Let’s elaborate on that a little.
Things don’t get better by fighting with the world
Especially after July 15 2016, coup attempt, Erdoğan was drawn to the “precious loneliness” line in foreign policy that has been valid since 2013. This line continued until the Covid-19 pandemic hit in 2020. When Erdogan’s insistence on keeping the policy rates low combined with the coronavirus epidemic, the currency crisis began to turn into a financial crisis and then into an economic crisis.
The foreign policy line with the “you’ll accept me as I am” motto had been at odds with the world. Then it started to change as the United States sought help from Turkey when it hurried out of Afghanistan. It was followed by Turkey’s UAE and Israel move. In addition, the Ukraine crisis showed Turkey’s capacity to do what Europe, especially the European Union, could not.
The meeting of Russia and Ukraine, which can be considered a diplomatic turning point in the conflict between the two largest countries of the disintegrated Soviet Union, was held in neighbouring NATO member Turkey.

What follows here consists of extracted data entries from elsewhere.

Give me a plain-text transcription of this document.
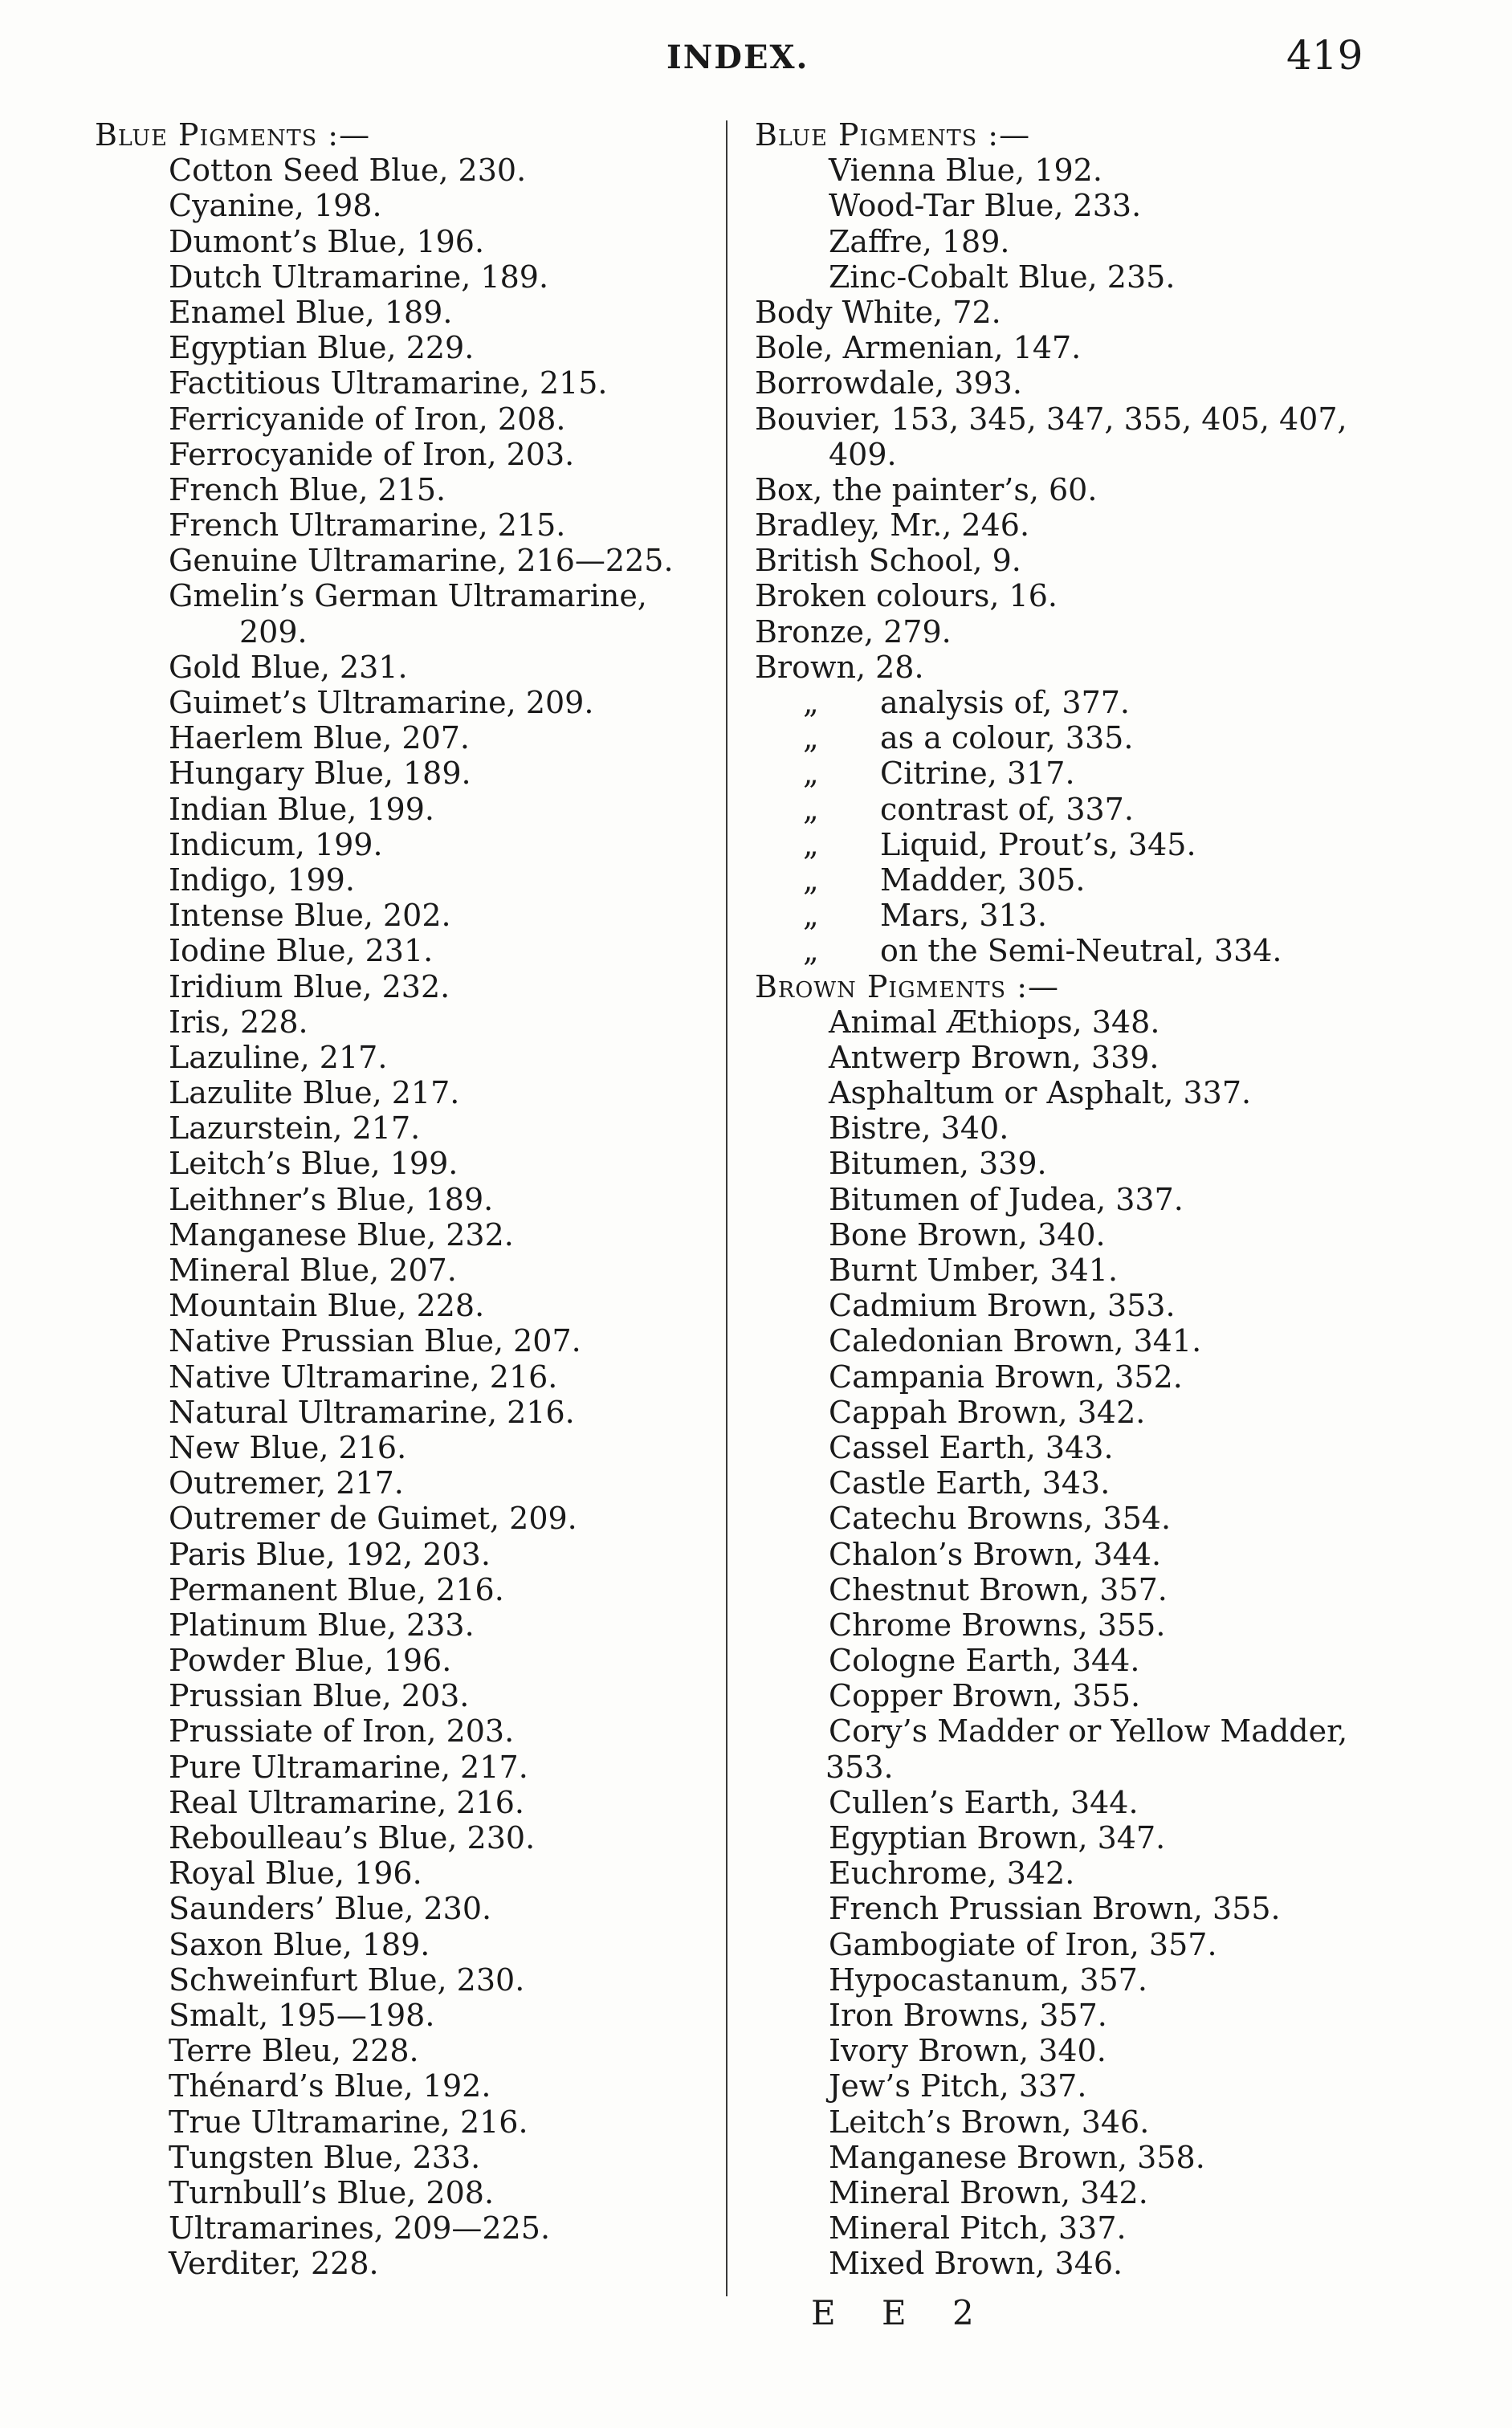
INDEX.	419
Blue Pigments :—
Cotton Seed Blue, 230.
Cyanine, 198.
Dumont’s Blue, 196.
Dutch Ultramarine, 189.
Enamel Blue, 189.
Egyptian Blue, 229.
Factitious Ultramarine, 215.
Ferricyanide of Iron, 208.
Ferrocyanide of Iron, 203.
French Blue, 215.
French Ultramarine, 215.
Genuine Ultramarine, 216—225.
Gmelin’s German Ultramarine,
209.
Gold Blue, 231.
Guimet’s Ultramarine, 209.
Haerlem Blue, 207.
Hungary Blue, 189.
Indian Blue, 199.
Indicum, 199.
Indigo, 199.
Intense Blue, 202.
Iodine Blue, 231.
Iridium Blue, 232.
Iris, 228.
Lazuline, 217.
Lazulite Blue, 217.
Lazurstein, 217.
Leitch’s Blue, 199.
Leithner’s Blue, 189.
Manganese Blue, 232.
Mineral Blue, 207.
Mountain Blue, 228.
Native Prussian Blue, 207.
Native Ultramarine, 216.
Natural Ultramarine, 216.
New Blue, 216.
Outremer, 217.
Outremer de Guimet, 209.
Paris Blue, 192, 203.
Permanent Blue, 216.
Platinum Blue, 233.
Powder Blue, 196.
Prussian Blue, 203.
Prussiate of Iron, 203.
Pure Ultramarine, 217.
Real Ultramarine, 216.
Reboulleau’s Blue, 230.
Royal Blue, 196.
Saunders’ Blue, 230.
Saxon Blue, 189.
Schweinfurt Blue, 230.
Smalt, 195—198.
Terre Bleu, 228.
Thénard’s Blue, 192.
True Ultramarine, 216.
Tungsten Blue, 233.
Turnbull’s Blue, 208.
Ultramarines, 209—225.
Verditer, 228.
Blue Pigments :—
Vienna Blue, 192.
Wood-Tar Blue, 233.
Zaffre, 189.
Zinc-Cobalt Blue, 235.
Body White, 72.
Bole, Armenian, 147.
Borrowdale, 393.
Bouvier, 153, 345, 347, 355, 405, 407,
409.
Box, the painter’s, 60.
Bradley, Mr., 246.
British School, 9.
Broken colours, 16.
Bronze, 279.
Brown, 28.
„ analysis of, 377.
„ as a colour, 335.
„ Citrine, 317.
„ contrast of, 337.
„ Liquid, Prout’s, 345.
„ Madder, 305.
„ Mars, 313.
„ on the Semi-Neutral, 334.
Brown Pigments :—
Animal Æthiops, 348.
Antwerp Brown, 339.
Asphaltum or Asphalt, 337.
Bistre, 340.
Bitumen, 339.
Bitumen of Judea, 337.
Bone Brown, 340.
Burnt Umber, 341.
Cadmium Brown, 353.
Caledonian Brown, 341.
Campania Brown, 352.
Cappah Brown, 342.
Cassel Earth, 343.
Castle Earth, 343.
Catechu Browns, 354.
Chalon’s Brown, 344.
Chestnut Brown, 357.
Chrome Browns, 355.
Cologne Earth, 344.
Copper Brown, 355.
Cory’s Madder or Yellow Madder,
353.
Cullen’s Earth, 344.
Egyptian Brown, 347.
Euchrome, 342.
French Prussian Brown, 355.
Gambogiate of Iron, 357.
Hypocastanum, 357.
Iron Browns, 357.
Ivory Brown, 340.
Jew’s Pitch, 337.
Leitch’s Brown, 346.
Manganese Brown, 358.
Mineral Brown, 342.
Mineral Pitch, 337.
Mixed Brown, 346.
E E 2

The argument “there was no ceasefire” is weak; In a state of war, the expectation of reconciliation at the first meeting is not realistic anyway. Bringing the rival parties together is important itself
Benefit for Turkey, benefit for Erdogan
It is clear that recent developments have highlighted Turkey’s place in international politics. The closeness shown by the US and Europe to Turkey is naturally in line with their interests. Otherwise, from Osman Kavala to Selahattin Demirtaş, from the independence of the judiciary to the freedom of the press, nothing has changed on the front of rights and freedoms. However, time will tell whether there will be a change in the atmosphere for the rights and freedoms with the changing atmosphere of diplomacy, especially if Europe and the EU take a new approach.
Erdogan’s hope is that this rapprochement will rapidly change the foreign investment climate and help the AKP maintain its power on its way to the 2023 election. It looks more challenging.
Due to the Ukraine crisis, international financial institutions have started to lower their forecasts for the world economy, which was in a recovery trend after the Covid-19 crisis.
Will Western investments and Russian money withdrawn from Russia come to Turkey in this changing atmosphere? If it comes, will it immediately reflect on the welfare of the people and provide an improvement? Will it be permanent?
Moreover, will the double-standard and inconsistency of the West, the USA and Europe towards Turkey change due to its constructive role in this crisis?
None of these questions has yet been answered.